WASHINGTON — At the height of the FBI's program to discredit Dr. Martin Luther King Jr. in 1964, a key operative in the effort proposed developing "the right kind of national Negro leader . . . to overshadow Dr. King."
The candidate suggested by former Assistant FBI Director William C. Sullivan was a young New York lawyer, Samuel R. Pierce Jr., whom the FBI viewed as more malleable and less troublesome than King, according to congressional sources who have seen the FBI files.
In the same week that Sullivan made his proposal, which was approved by former FBI Director J. Edgar Hoover but never carried further, Pierce added to the luster of his already gleaming resume by arguing successfully before the Supreme Court on behalf of press freedom and the Southern Christian Leadership Conference in a landmark libel case.

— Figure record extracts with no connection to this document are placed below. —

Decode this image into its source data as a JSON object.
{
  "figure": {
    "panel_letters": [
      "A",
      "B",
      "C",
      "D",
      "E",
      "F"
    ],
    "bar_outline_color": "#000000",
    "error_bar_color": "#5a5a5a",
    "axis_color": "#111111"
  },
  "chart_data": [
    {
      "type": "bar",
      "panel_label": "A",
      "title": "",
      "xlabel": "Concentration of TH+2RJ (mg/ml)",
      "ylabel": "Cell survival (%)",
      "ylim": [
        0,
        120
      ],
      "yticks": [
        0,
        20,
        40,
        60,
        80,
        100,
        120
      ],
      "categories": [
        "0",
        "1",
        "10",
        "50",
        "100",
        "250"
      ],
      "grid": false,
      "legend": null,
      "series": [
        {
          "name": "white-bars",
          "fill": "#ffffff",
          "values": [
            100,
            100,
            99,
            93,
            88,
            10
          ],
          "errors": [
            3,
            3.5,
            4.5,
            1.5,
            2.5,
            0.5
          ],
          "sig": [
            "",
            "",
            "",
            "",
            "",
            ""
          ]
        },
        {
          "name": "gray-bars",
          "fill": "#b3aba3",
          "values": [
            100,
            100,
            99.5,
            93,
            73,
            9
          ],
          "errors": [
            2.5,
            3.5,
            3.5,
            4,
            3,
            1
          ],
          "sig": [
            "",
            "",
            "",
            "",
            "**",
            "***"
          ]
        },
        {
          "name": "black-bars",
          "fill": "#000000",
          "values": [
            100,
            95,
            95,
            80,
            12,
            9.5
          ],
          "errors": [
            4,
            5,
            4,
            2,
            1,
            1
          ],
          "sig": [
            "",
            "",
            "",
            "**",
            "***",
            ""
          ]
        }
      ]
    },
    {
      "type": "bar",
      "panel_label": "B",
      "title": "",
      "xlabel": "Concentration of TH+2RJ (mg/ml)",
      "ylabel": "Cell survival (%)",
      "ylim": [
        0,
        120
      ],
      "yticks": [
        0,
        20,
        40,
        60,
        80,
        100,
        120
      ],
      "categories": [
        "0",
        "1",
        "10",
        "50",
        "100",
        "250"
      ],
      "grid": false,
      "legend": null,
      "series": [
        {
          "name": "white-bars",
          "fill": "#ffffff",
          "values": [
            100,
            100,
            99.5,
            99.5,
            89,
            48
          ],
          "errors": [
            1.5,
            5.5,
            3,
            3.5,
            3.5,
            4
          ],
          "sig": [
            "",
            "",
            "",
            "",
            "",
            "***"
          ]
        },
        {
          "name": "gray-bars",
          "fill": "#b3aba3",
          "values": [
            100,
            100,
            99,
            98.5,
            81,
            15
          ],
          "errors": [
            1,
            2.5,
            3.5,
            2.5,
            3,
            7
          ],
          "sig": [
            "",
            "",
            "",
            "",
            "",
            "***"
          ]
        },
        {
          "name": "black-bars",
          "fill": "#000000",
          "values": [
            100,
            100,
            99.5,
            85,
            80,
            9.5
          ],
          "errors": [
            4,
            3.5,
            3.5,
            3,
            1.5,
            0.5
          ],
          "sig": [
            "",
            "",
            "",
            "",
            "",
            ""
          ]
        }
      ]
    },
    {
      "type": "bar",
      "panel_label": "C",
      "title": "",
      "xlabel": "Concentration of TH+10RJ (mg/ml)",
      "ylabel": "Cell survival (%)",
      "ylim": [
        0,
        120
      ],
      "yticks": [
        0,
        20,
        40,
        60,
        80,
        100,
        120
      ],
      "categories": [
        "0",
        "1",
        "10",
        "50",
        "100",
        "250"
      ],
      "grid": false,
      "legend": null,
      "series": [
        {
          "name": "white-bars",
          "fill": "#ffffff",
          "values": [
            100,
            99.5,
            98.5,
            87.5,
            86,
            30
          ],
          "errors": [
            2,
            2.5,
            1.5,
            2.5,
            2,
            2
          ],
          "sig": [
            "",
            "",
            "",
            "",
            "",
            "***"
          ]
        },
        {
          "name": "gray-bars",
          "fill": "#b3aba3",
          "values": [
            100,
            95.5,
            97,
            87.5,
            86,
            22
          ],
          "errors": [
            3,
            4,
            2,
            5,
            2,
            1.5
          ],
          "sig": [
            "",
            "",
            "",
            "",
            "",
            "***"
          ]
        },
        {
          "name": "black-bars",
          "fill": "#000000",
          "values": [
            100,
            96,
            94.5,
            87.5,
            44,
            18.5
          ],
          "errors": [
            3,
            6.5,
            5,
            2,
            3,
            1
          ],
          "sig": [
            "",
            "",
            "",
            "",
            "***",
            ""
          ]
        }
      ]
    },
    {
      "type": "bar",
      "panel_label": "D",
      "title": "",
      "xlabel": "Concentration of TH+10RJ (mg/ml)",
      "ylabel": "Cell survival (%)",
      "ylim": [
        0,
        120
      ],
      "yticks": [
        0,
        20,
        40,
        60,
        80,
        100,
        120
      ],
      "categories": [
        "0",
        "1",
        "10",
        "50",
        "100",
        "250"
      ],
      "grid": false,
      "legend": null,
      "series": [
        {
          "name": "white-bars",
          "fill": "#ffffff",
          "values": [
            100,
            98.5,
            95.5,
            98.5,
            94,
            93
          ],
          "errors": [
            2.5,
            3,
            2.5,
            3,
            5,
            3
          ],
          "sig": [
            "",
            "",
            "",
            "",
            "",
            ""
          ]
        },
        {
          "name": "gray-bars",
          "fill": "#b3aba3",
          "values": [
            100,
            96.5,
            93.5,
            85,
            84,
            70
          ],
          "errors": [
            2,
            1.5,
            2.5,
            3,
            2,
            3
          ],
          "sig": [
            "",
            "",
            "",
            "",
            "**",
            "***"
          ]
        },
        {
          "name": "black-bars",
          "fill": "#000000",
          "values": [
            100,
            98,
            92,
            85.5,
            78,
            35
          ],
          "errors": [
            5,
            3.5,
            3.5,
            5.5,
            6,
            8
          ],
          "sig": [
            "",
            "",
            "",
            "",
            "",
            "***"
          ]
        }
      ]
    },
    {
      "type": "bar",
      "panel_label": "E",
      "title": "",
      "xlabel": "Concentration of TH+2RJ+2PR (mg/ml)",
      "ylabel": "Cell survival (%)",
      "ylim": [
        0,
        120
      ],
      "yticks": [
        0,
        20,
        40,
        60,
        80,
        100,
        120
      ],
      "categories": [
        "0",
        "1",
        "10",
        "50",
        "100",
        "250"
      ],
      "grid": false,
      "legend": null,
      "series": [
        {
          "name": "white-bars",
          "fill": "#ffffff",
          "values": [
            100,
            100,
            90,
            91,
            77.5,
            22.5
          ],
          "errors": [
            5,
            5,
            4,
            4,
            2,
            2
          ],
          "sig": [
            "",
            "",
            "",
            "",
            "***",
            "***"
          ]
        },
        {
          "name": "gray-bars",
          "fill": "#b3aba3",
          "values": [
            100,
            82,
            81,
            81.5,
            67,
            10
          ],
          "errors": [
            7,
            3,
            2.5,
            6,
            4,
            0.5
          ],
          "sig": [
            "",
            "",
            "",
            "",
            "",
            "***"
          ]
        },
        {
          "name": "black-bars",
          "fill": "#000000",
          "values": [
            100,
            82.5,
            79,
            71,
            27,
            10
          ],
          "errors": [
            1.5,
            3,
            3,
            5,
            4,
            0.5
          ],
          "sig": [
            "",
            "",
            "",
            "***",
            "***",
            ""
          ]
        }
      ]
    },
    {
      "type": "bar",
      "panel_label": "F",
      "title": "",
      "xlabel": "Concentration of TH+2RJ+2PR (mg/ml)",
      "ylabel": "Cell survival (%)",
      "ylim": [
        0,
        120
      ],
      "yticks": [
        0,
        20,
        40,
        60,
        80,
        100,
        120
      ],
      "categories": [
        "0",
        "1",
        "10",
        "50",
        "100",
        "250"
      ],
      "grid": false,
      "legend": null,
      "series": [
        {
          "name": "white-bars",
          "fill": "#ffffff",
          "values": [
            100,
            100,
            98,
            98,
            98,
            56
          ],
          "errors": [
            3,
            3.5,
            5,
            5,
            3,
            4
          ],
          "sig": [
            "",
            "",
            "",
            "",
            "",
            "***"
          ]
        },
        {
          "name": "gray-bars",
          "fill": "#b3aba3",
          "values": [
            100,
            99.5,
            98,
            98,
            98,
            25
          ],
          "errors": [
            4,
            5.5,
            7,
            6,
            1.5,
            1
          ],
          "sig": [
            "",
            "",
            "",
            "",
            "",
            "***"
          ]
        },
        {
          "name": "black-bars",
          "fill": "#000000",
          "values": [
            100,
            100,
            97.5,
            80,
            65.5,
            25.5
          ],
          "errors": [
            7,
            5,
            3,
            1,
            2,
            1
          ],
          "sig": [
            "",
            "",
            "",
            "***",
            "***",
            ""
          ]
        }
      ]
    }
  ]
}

Those seemingly contrasting portraits of Pierce--one, a young man whom the FBI thought it could manipulate to replace the uncontrollable King, and the other, a brilliant attorney representing a leading black civil rights organization in the highest court of the land--presaged what is taking place 25 years later.
Once again, there are two contrasting views of Pierce. But now, neither is very flattering.
On the one hand, Pierce was "Silent Sam" or "the Dud at HUD," terms commonly applied to the disengaged secretary of housing and urban development during the Ronald Reagan Administration. This is the Pierce whose profile was so low that Reagan, his boss, mistook him in 1981 for a mayor.
But a very different Pierce is portrayed by the secretary's own memos and letters during his eight-year tenure at HUD--that of a hands-on administrator who was an active force in the political influence-peddling that occurred during his tenure but is only now being disclosed.
Although Pierce told the House Government Operations subcommittee on May 25 that he was not a "hands-on" manager, he frequently issued instructions as to what interviews HUD officials could grant and even wrote words of caution about allowing a reporter from a trade publication to question an agency official on Federal Housing Administration financing.
"OK--But tell him to be very careful--I may change some of the decisions made by FHA on this subject matter," he wrote in a note signed with his initials, SRP, to HUD public affairs official Bob Nipp, who had asked on May 20, 1988, for permission to schedule a brief interview.
Stung by a highly critical April, 1983, Wall Street Journal article about his stewardship of HUD, Pierce fired off to then-Vice President George Bush a 10-page, single-spaced rebuttal prepared by Leonard Burchman, who was Pierce's assistant secretary for public affairs. The memo, entitled "The Anatomy of a Hatchet Job," was sent to HUD's principal staff members and regional administrators.
Despite his long involvement with government--dating to the Dwight D. Eisenhower Administration--and his familiarity with the media, Pierce has been having difficulties in both areas in recent weeks.
It was surprising to many, for example, that the former HUD secretary, who had served as a House subcommittee counsel in the 1950s, appeared before the May subcommittee hearing without bringing along a lawyer. And some of his answers to questions, such as agreeing that he was not a "hands-on" manager, seemed injudicious to some former HUD associates.
Pierce, who was Reagan's longest-serving Cabinet member, has also demonstrated little knack for dealing with the media since the controversy began. Until an interview with The Times last week, Pierce had remained silent in the face of the press barrage--despite suggestions by close associates that he discuss his perspective on the situation.
In contrast, former HUD official Thomas T. Demery hired a prominent public relations firm and, many Pierce associates believe, helped steer the congressional inquiry away from himself.
Battering in Press
Yet Pierce remains keenly aware of the battering he has been taking in the press. He said last week that he reads at least three newspapers every day and is looking forward to his second appearance before the subcommittee, scheduled for Sept. 15. Pierce said he plans to be accompanied by a lawyer this time.
Some of Pierce's former associates have proposed organizing a campaign among civil rights leaders to speak out in his defense, but the idea has not gone beyond discussions.
The percentage of black and female employees at HUD increased under Pierce, and his fight for fair housing laws remains one of the highlights of his eight years at the agency. The Fair Housing Amendments Act of 1988, which Pierce supported vigorously, made it easier for victims of discrimination to sue and stiffened penalties for violators.
"During my time, we got way more blacks involved with HUD as independent contractors, too," Pierce said last week. "A lot of blacks got business, and we certainly didn't ask them were they Republican, Democrat, liberal or what."